Once again, this was a spur of the moment decision. My marathon training plan stated that I needed to run 3 tune up races yet I had only at this point run 1 (the York 10k). Given that a number of my training sessions had been faster than they 'should' have been I decided that 1 more 10k would suffice.

I moved a few things around such that the day before was a 5 mile recovery run, but otherwise I did not taper for the race.

As far as training goes, as alluded to above, I had been religiously following Pfitzinger's 18/70 training routine. I was coming to the end of my 16th week of training.

Travel and accommodation

I had intentionally chosen to run this race (as opposed to the Middlesborough 10k because of its proximity.

The race wasn't your standard morning run (it kicked off at 2pm) so it was simply a case of driving the 30 minutes or so to get there.

Due to the later starting time, sleep wasn't really in issue.

Warm up

Having arrived at the race course early I figured that I would do a brief warm up about an hour prior to the race. I slowly ran approximately 1.6 miles.. I didn't want to overdo it.

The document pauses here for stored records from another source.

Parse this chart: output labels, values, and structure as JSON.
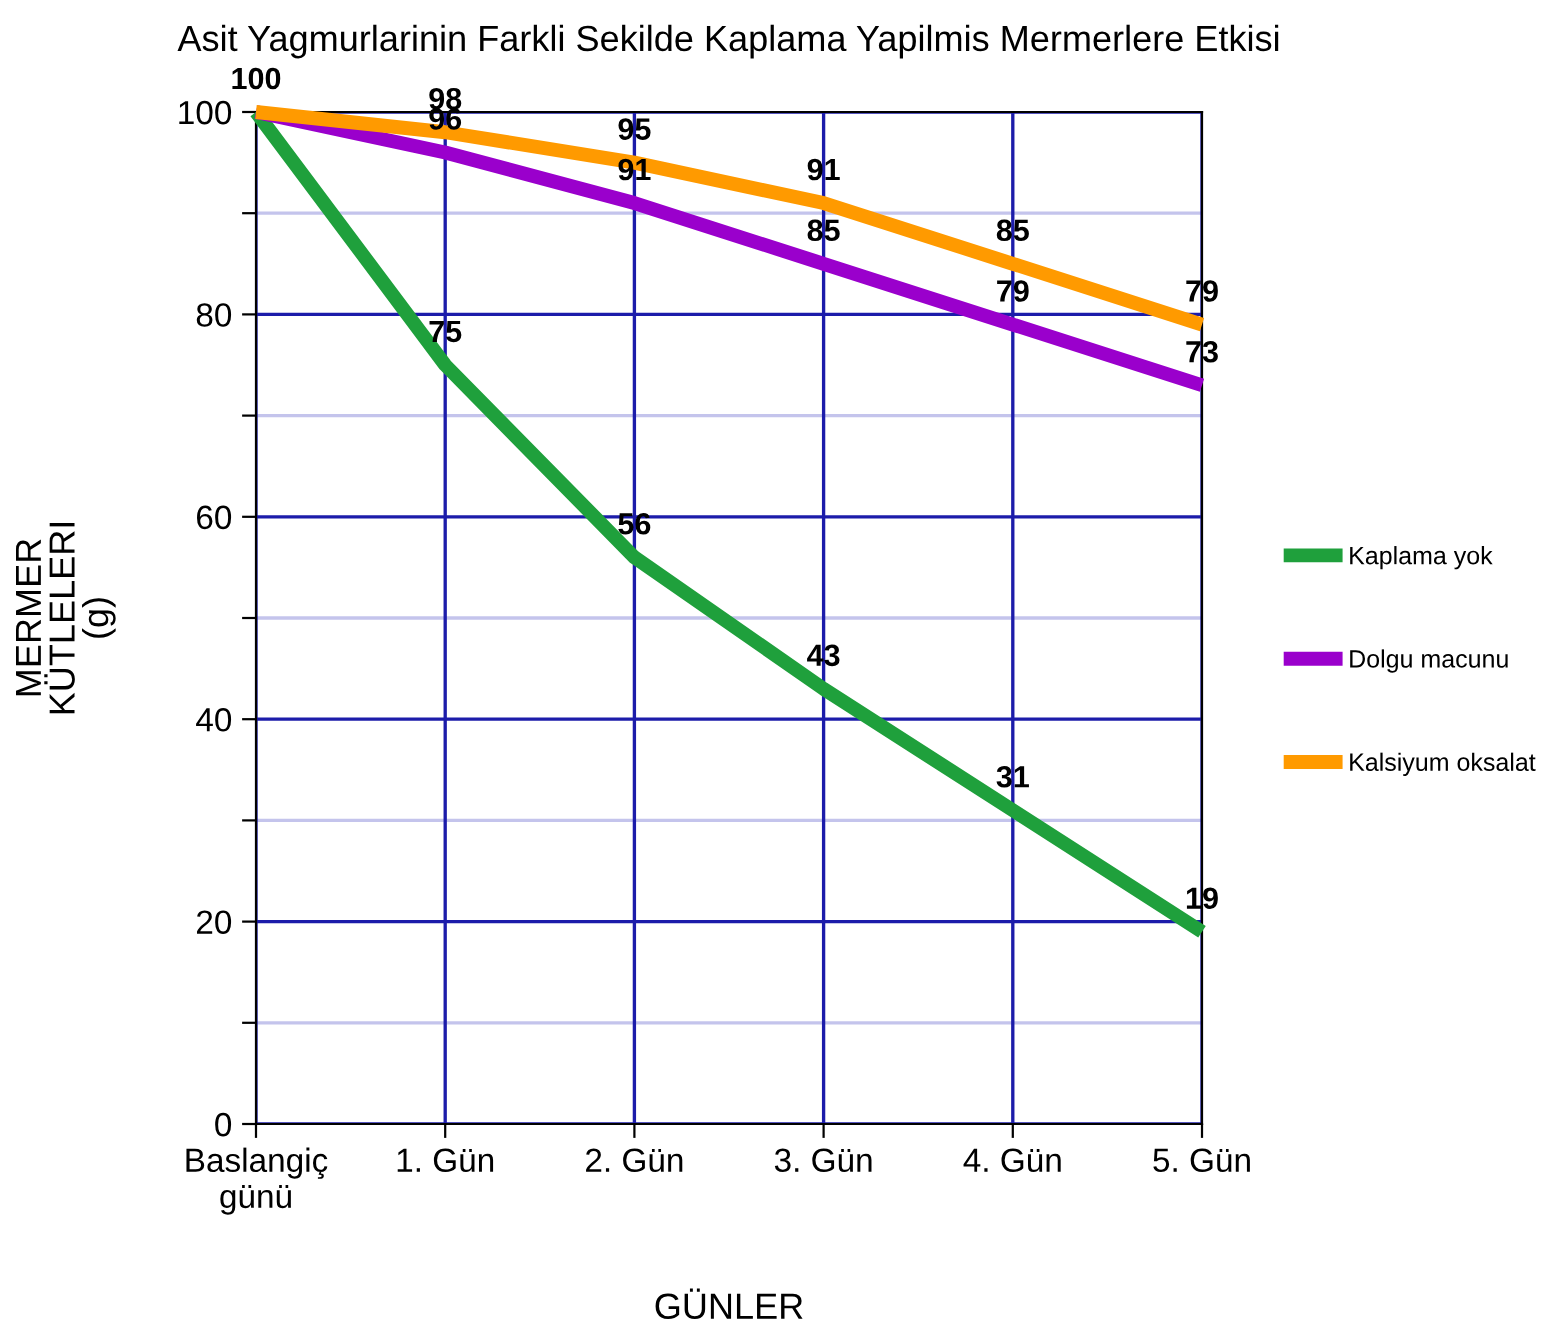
{
  "chart_data": {
    "type": "line",
    "title": "Asit Yagmurlarinin Farkli Sekilde Kaplama Yapilmis Mermerlere Etkisi",
    "xlabel": "GÜNLER",
    "ylabel": "MERMER KÜTLELERI (g)",
    "categories": [
      "Baslangiç günü",
      "1. Gün",
      "2. Gün",
      "3. Gün",
      "4. Gün",
      "5. Gün"
    ],
    "series": [
      {
        "name": "Kaplama yok",
        "color": "#1fa03c",
        "values": [
          100,
          75,
          56,
          43,
          31,
          19
        ],
        "value_labels": [
          "100",
          "75",
          "56",
          "43",
          "31",
          "19"
        ]
      },
      {
        "name": "Dolgu macunu",
        "color": "#9a00cc",
        "values": [
          100,
          96,
          91,
          85,
          79,
          73
        ],
        "value_labels": [
          null,
          "96",
          "91",
          "85",
          "79",
          "73"
        ]
      },
      {
        "name": "Kalsiyum oksalat",
        "color": "#ff9a00",
        "values": [
          100,
          98,
          95,
          91,
          85,
          79
        ],
        "value_labels": [
          null,
          "98",
          "95",
          "91",
          "85",
          "79"
        ]
      }
    ],
    "ylim": [
      0,
      100
    ],
    "yticks": [
      0,
      {
        "value": 10,
        "label": null
      },
      20,
      {
        "value": 30,
        "label": null
      },
      40,
      {
        "value": 50,
        "label": null
      },
      60,
      {
        "value": 70,
        "label": null
      },
      80,
      {
        "value": 90,
        "label": null
      },
      100
    ],
    "grid": true,
    "legend": "right",
    "marker": "none",
    "line_style": "solid"
  }
}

Being a smaller race there were no pacers and as such I was going to have to pace myself. Knowing how hard the York 10k had been I realised that it was imperative that I paced an even race. York did give me an idea of what I was capable of so I went out intending to do even splits aiming for a 38 minute race (6:07 minute miles).

Miles 1 - 3

I set off and quickly got into things. I explicitly made sure not to go out way too fast (as usual). It immediately became apparent that this wasn't a simple road race when we went onto a bridleway. Running through mud (it was a little damp) and uneven ground was a little annoying, but manageable. I took note of people around me, and for the most part we stuck together (inadvertently) for the race.

Miles 3 - 6.2

I remember crossing the 5k mark and seeing 17 minutes something on the clock. I was too tired to take note of the seconds, but given that my 5k PB is 19:14 (I havn't run one in a while), I was shocked.

Whilst not at all comfortable I didn't think I was going to die until the final mile, mile and a half. It was certainly better than my York experience.

I had been running with another guy (who I later found out was called Charles) for the whole race. We were back and forth as to who was in front. I think subconciously he helped pace me all the way. He was super encouraging in the last miles and pushed me to get to the end. I am very grateful to Charles. (He beat me in the end by a few seconds.. but he deserved it).


This race was a bit make or break for me (confidence wise) as we head towards the Berlin marathon. Fortunately I did well and it was all positive.

I beat my 10k PR which is fantastic.

I am still of the view that the 10k is not the race for me. You get to 5k and just want the pain to end. I firmly believe that I am a distance runner and that I get better the further I run.

As far as the event goes, it was an extremely well organised event. There were lots of families, and was a generally fun and inclusive atmosphere. Rather than get a medal each finisher got a mug. It was quirky, and a bit different.

The only downside for me was that at the end the only recovery sustenance was a third of a banana and a bottle of water. I really could have done with something more conducive to recovery.

Overall another great race that I'd certainly recommend to others.